XII
Hace casi una hora que está debajo de la ducha. Lo necesitaba. El agua que cae por su cuerpo se va llevando la tensión del día. Ha sido todo tan fuerte y tan cruel que le cuesta sacarse de la cabeza la carita aterrorizada de Camila.
Sabe que no va a ser fácil trabajar con ella, porque esa niña prodigio no es más que la sobreviviente de una historia siniestra. Una más de las muchas víctimas de Roberto Vanussi.

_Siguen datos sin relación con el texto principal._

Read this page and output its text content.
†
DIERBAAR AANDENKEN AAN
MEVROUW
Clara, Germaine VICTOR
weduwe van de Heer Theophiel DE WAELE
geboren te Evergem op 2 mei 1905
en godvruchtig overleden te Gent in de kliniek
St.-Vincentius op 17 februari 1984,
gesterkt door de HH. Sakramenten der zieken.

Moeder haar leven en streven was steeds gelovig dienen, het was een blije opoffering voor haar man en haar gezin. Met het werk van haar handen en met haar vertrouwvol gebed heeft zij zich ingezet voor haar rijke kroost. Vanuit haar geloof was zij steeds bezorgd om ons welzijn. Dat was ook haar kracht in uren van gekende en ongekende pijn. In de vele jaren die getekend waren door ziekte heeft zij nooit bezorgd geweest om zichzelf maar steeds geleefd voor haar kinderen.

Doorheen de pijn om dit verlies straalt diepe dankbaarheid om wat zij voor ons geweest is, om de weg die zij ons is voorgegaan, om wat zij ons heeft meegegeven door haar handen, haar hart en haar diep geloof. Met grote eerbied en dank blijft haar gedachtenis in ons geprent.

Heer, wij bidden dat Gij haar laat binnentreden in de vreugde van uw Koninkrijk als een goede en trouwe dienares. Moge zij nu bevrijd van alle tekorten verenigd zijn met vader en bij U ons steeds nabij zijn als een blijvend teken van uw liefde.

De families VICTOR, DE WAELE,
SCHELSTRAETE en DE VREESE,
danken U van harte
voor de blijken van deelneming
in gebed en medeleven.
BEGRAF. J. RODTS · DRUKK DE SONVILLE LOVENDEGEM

Sólo con pensar en él se estremece.
Cierra la canilla y se seca. El espejo del baño está empañado y distorsiona las imágenes. Muchas veces los espejos son traicioneros. Borges imaginó un mundo de habitantes de los espejos rebeldes que se negaban sutilmente a obedecer los mandatos de los seres reales, y planeaban invertir algún día el orden establecido y obligarnos a nosotros a imitar sus movimientos. Sea como fuere y más allá de todo sueño literario, lo cierto es que hoy su rostro le resulta desconocido.

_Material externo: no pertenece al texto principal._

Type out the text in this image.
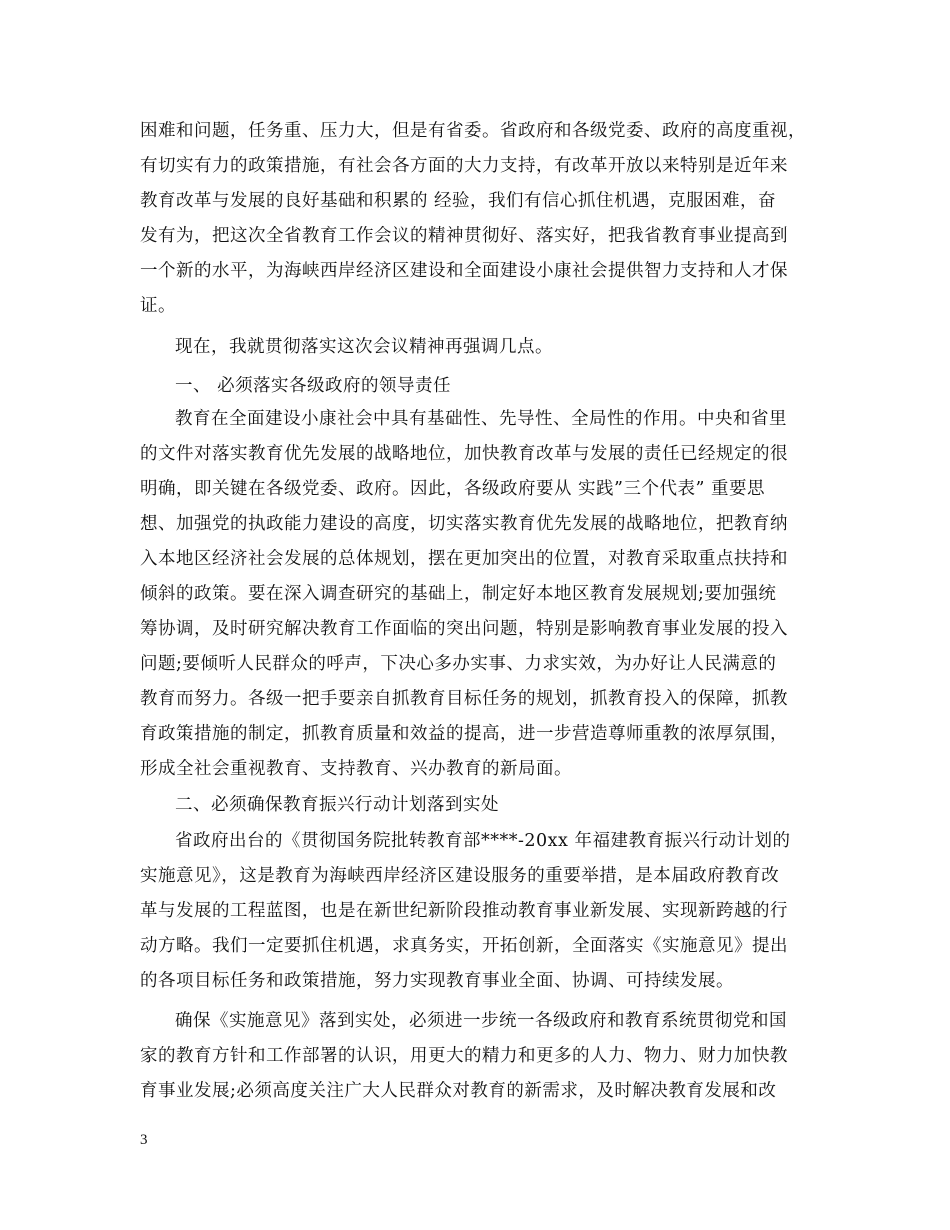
困难和问题，任务重、压力大，但是有省委。省政府和各级党委、政府的高度重视，
有切实有力的政策措施，有社会各方面的大力支持，有改革开放以来特别是近年来
教育改革与发展的良好基础和积累的 经验，我们有信心抓住机遇，克服困难，奋
发有为，把这次全省教育工作会议的精神贯彻好、落实好，把我省教育事业提高到
一个新的水平，为海峡西岸经济区建设和全面建设小康社会提供智力支持和人才保
证。
现在，我就贯彻落实这次会议精神再强调几点。
一、 必须落实各级政府的领导责任
教育在全面建设小康社会中具有基础性、先导性、全局性的作用。中央和省里
的文件对落实教育优先发展的战略地位，加快教育改革与发展的责任已经规定的很
明确，即关键在各级党委、政府。因此，各级政府要从 实践”三个代表” 重要思
想、加强党的执政能力建设的高度，切实落实教育优先发展的战略地位，把教育纳
入本地区经济社会发展的总体规划，摆在更加突出的位置，对教育采取重点扶持和
倾斜的政策。要在深入调查研究的基础上，制定好本地区教育发展规划;要加强统
筹协调，及时研究解决教育工作面临的突出问题，特别是影响教育事业发展的投入
问题;要倾听人民群众的呼声，下决心多办实事、力求实效，为办好让人民满意的
教育而努力。各级一把手要亲自抓教育目标任务的规划，抓教育投入的保障，抓教
育政策措施的制定，抓教育质量和效益的提高，进一步营造尊师重教的浓厚氛围，
形成全社会重视教育、支持教育、兴办教育的新局面。
二、必须确保教育振兴行动计划落到实处
省政府出台的《贯彻国务院批转教育部****-20xx 年福建教育振兴行动计划的
实施意见》，这是教育为海峡西岸经济区建设服务的重要举措，是本届政府教育改
革与发展的工程蓝图，也是在新世纪新阶段推动教育事业新发展、实现新跨越的行
动方略。我们一定要抓住机遇，求真务实，开拓创新，全面落实《实施意见》提出
的各项目标任务和政策措施，努力实现教育事业全面、协调、可持续发展。
确保《实施意见》落到实处，必须进一步统一各级政府和教育系统贯彻党和国
家的教育方针和工作部署的认识，用更大的精力和更多的人力、物力、财力加快教
育事业发展;必须高度关注广大人民群众对教育的新需求，及时解决教育发展和改
3
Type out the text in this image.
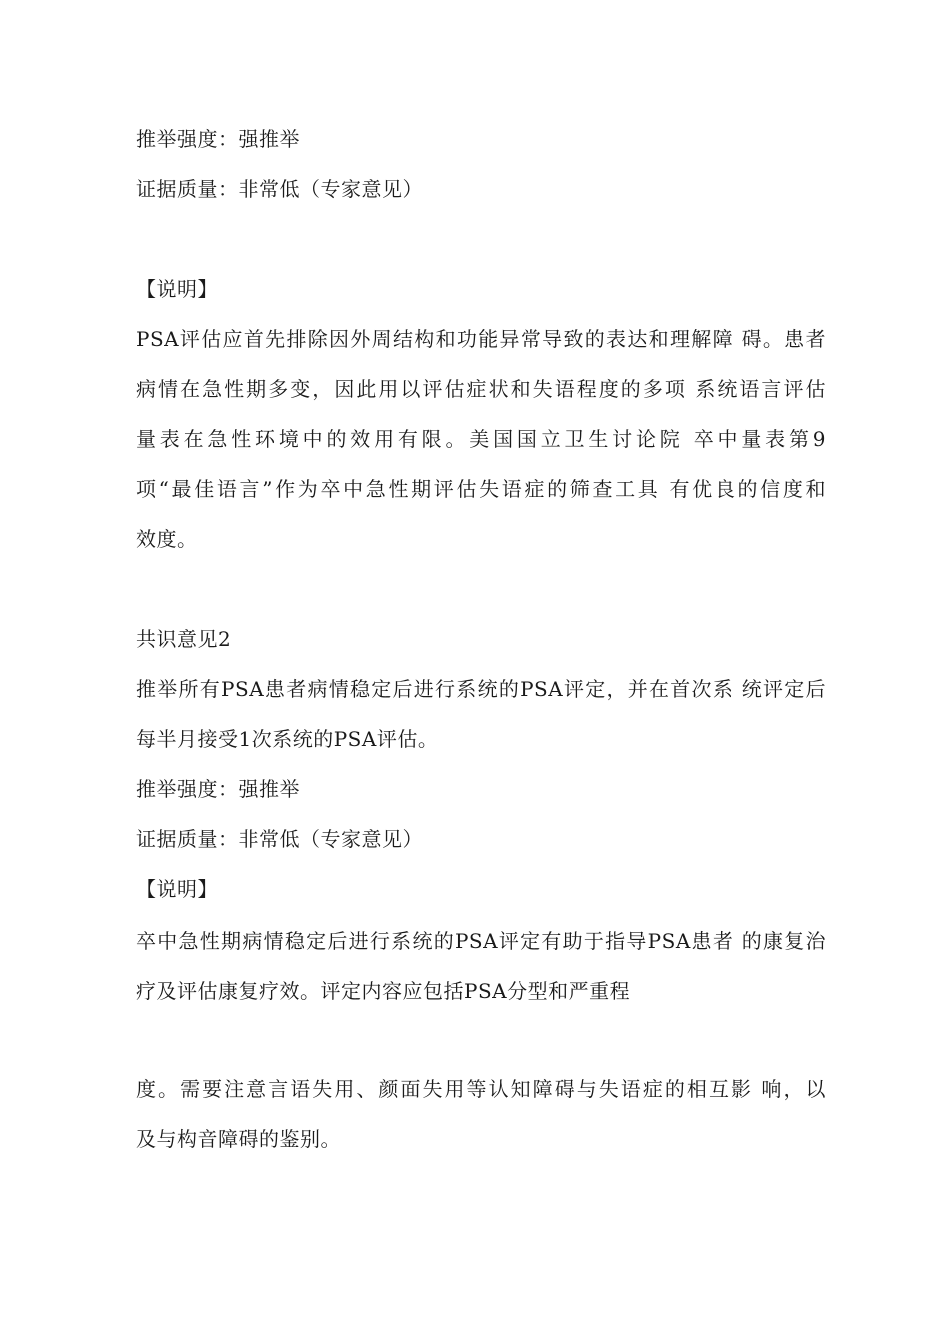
推举强度：强推举
证据质量：非常低（专家意见）
【说明】
PSA评估应首先排除因外周结构和功能异常导致的表达和理解障 碍。患者
病情在急性期多变，因此用以评估症状和失语程度的多项 系统语言评估
量表在急性环境中的效用有限。美国国立卫生讨论院 卒中量表第9
项“最佳语言”作为卒中急性期评估失语症的筛查工具 有优良的信度和
效度。
共识意见2
推举所有PSA患者病情稳定后进行系统的PSA评定，并在首次系 统评定后
每半月接受1次系统的PSA评估。
推举强度：强推举
证据质量：非常低（专家意见）
【说明】
卒中急性期病情稳定后进行系统的PSA评定有助于指导PSA患者 的康复治
疗及评估康复疗效。评定内容应包括PSA分型和严重程
度。需要注意言语失用、颜面失用等认知障碍与失语症的相互影 响，以
及与构音障碍的鉴别。
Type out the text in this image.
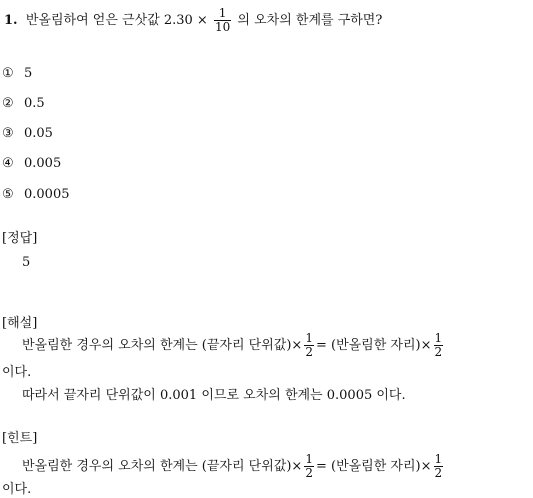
1. 반올림하여 얻은 근삿값 $2.30 \times \frac{1}{10}$ 의 오차의 한계를 구하면?
① 5
② 0.5
③ 0.05
④ 0.005
⑤ 0.0005
[정답]
5
[해설]
반올림한 경우의 오차의 한계는 (끝자리 단위값)× $\frac{1}{2}$ = (반올림한 자리)× $\frac{1}{2}$
이다.
따라서 끝자리 단위값이 0.001 이므로 오차의 한계는 0.0005 이다.
[힌트]
반올림한 경우의 오차의 한계는 (끝자리 단위값)× $\frac{1}{2}$ = (반올림한 자리)× $\frac{1}{2}$
이다.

En un gesto infantil abre la puerta del baño y limpia el espejo con la toalla. Suspira aliviado al reconocerse en la imagen que le devuelve el espejo. Está alterado. Debería tomar un ansiolítico y dormir hasta mañana. Seguramente eso es lo que hará. Pero…
Contiene la respiración e intenta prestar atención. ¿Es su imaginación o escuchó algo en la cocina? Su corazón se acelera al comprobar que, efectivamente, hay alguien en la casa.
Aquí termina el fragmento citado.